Ia mengakui, publikasi agenda dan kegiatan DPRD melalui media sosial sekretariat belum berjalan maksimal.
Selain besaran anggaran, mekanisme klaim biaya hotel anggota DPRD turut menjadi perhatian. Imam mengungkapkan, anggota dewan tetap dapat menerima 30 persen dari pagu hotel meskipun tidak menginap di hotel tujuan perjalanan dinas.
“Jika anggota punya rumah di tempat tujuan, misalnya di Palangka Raya, dan tidak menginap di hotel, mereka tetap berhak mengklaim 30 persen dari pagu hotel,” ujarnya.
Menurut Imam, ketentuan tersebut mengacu pada Peraturan Bupati (Perbup) yang berlaku terkait perjalanan dinas.
Ia juga memastikan seluruh pengeluaran perjalanan dinas harus dapat dipertanggungjawabkan secara administrasi, termasuk biaya transportasi anggota DPRD yang tidak memiliki kendaraan dinas.
Sebelumnya, rincian anggaran perjalanan dinas DPRD Kotim menunjukkan sejumlah pos bernilai besar tersebar dalam 24 item pagu. Di antaranya terdapat alokasi Rp2.060.160.000 untuk perjalanan luar kota di luar Provinsi Kalimantan Tengah serta Rp1.766.528.000 untuk komponen perjalanan dinas lainnya.
Selain itu, tercatat pula sejumlah item akomodasi dan transportasi dengan nominal ratusan juta rupiah, seperti Rp355.200.000, Rp269.136.000, dan Rp180.960.000.

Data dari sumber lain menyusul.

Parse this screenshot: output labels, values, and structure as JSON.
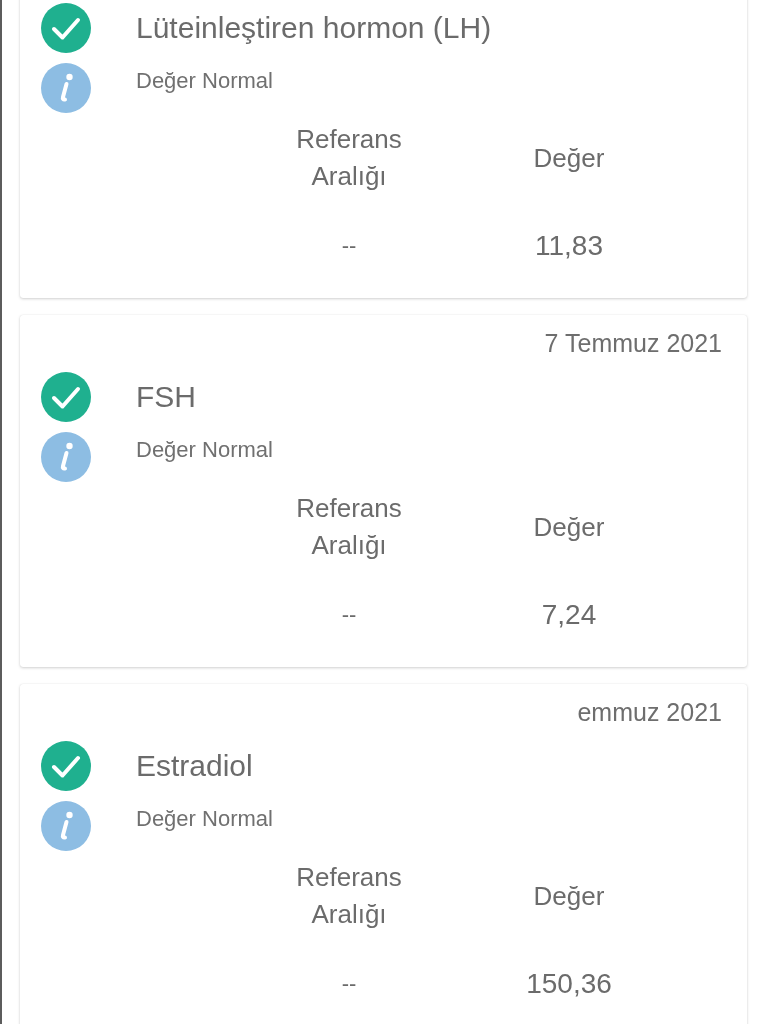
{
  "results": [
    {
      "name": "Lüteinleştiren hormon (LH)",
      "status": "Değer Normal",
      "columns": [
        "Referans Aralığı",
        "Değer"
      ],
      "reference": "--",
      "value": "11,83"
    },
    {
      "date": "7 Temmuz 2021",
      "name": "FSH",
      "status": "Değer Normal",
      "columns": [
        "Referans Aralığı",
        "Değer"
      ],
      "reference": "--",
      "value": "7,24"
    },
    {
      "date": "emmuz 2021",
      "name": "Estradiol",
      "status": "Değer Normal",
      "columns": [
        "Referans Aralığı",
        "Değer"
      ],
      "reference": "--",
      "value": "150,36"
    }
  ]
}
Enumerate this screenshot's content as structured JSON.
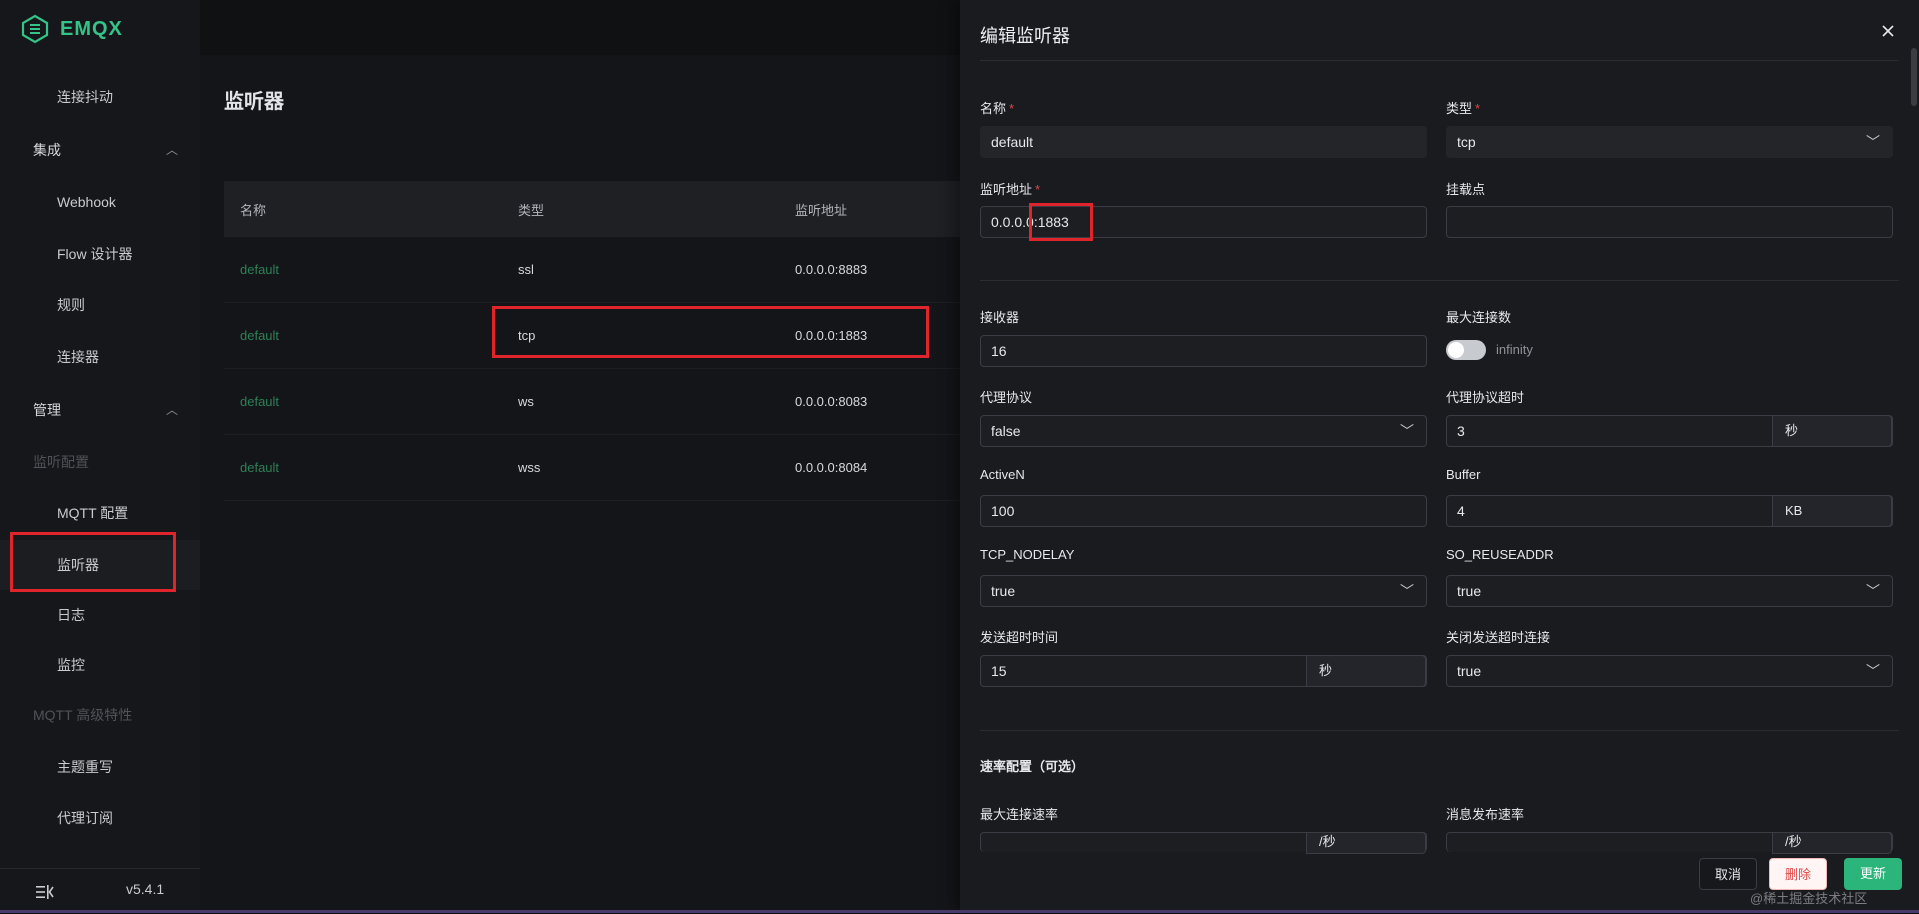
{
  "app": {
    "logo_text": "EMQX",
    "version": "v5.4.1"
  },
  "sidebar": {
    "items": [
      {
        "label": "连接抖动",
        "kind": "sub"
      },
      {
        "label": "集成",
        "kind": "group",
        "expanded": true
      },
      {
        "label": "Webhook",
        "kind": "sub"
      },
      {
        "label": "Flow 设计器",
        "kind": "sub"
      },
      {
        "label": "规则",
        "kind": "sub"
      },
      {
        "label": "连接器",
        "kind": "sub"
      },
      {
        "label": "管理",
        "kind": "group",
        "expanded": true
      },
      {
        "label": "监听配置",
        "kind": "category"
      },
      {
        "label": "MQTT 配置",
        "kind": "sub"
      },
      {
        "label": "监听器",
        "kind": "sub",
        "active": true
      },
      {
        "label": "日志",
        "kind": "sub"
      },
      {
        "label": "监控",
        "kind": "sub"
      },
      {
        "label": "MQTT 高级特性",
        "kind": "category"
      },
      {
        "label": "主题重写",
        "kind": "sub"
      },
      {
        "label": "代理订阅",
        "kind": "sub"
      }
    ]
  },
  "main": {
    "title": "监听器",
    "table": {
      "headers": [
        "名称",
        "类型",
        "监听地址"
      ],
      "rows": [
        {
          "name": "default",
          "type": "ssl",
          "address": "0.0.0.0:8883"
        },
        {
          "name": "default",
          "type": "tcp",
          "address": "0.0.0.0:1883"
        },
        {
          "name": "default",
          "type": "ws",
          "address": "0.0.0.0:8083"
        },
        {
          "name": "default",
          "type": "wss",
          "address": "0.0.0.0:8084"
        }
      ]
    }
  },
  "drawer": {
    "title": "编辑监听器",
    "fields": {
      "name": {
        "label": "名称",
        "value": "default"
      },
      "type": {
        "label": "类型",
        "value": "tcp"
      },
      "bind": {
        "label": "监听地址",
        "value": "0.0.0.0:1883"
      },
      "mountpoint": {
        "label": "挂载点",
        "value": ""
      },
      "acceptors": {
        "label": "接收器",
        "value": "16"
      },
      "max_connections": {
        "label": "最大连接数",
        "value": "infinity",
        "toggle_on": false
      },
      "proxy_protocol": {
        "label": "代理协议",
        "value": "false"
      },
      "proxy_protocol_timeout": {
        "label": "代理协议超时",
        "value": "3",
        "unit": "秒"
      },
      "active_n": {
        "label": "ActiveN",
        "value": "100"
      },
      "buffer": {
        "label": "Buffer",
        "value": "4",
        "unit": "KB"
      },
      "nodelay": {
        "label": "TCP_NODELAY",
        "value": "true"
      },
      "reuseaddr": {
        "label": "SO_REUSEADDR",
        "value": "true"
      },
      "send_timeout": {
        "label": "发送超时时间",
        "value": "15",
        "unit": "秒"
      },
      "send_timeout_close": {
        "label": "关闭发送超时连接",
        "value": "true"
      }
    },
    "rate_section": {
      "title": "速率配置（可选）",
      "max_conn_rate": {
        "label": "最大连接速率",
        "unit": "/秒"
      },
      "messages_rate": {
        "label": "消息发布速率",
        "unit": "/秒"
      }
    },
    "buttons": {
      "cancel": "取消",
      "delete": "删除",
      "update": "更新"
    }
  },
  "watermark": "@稀土掘金技术社区",
  "colors": {
    "accent": "#34c388",
    "highlight": "#e0242b",
    "link": "#2e8058"
  }
}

Secara administratif, anggaran perjalanan dinas memang diperbolehkan dalam kegiatan pemerintahan dan legislasi. Namun, penggunaan anggaran bernilai besar untuk perjalanan dinas kerap menjadi perhatian aparat pengawas karena dinilai memiliki celah penyimpangan, mulai dari markup biaya, perjalanan fiktif, hingga penggunaan yang tidak sesuai kebutuhan riil.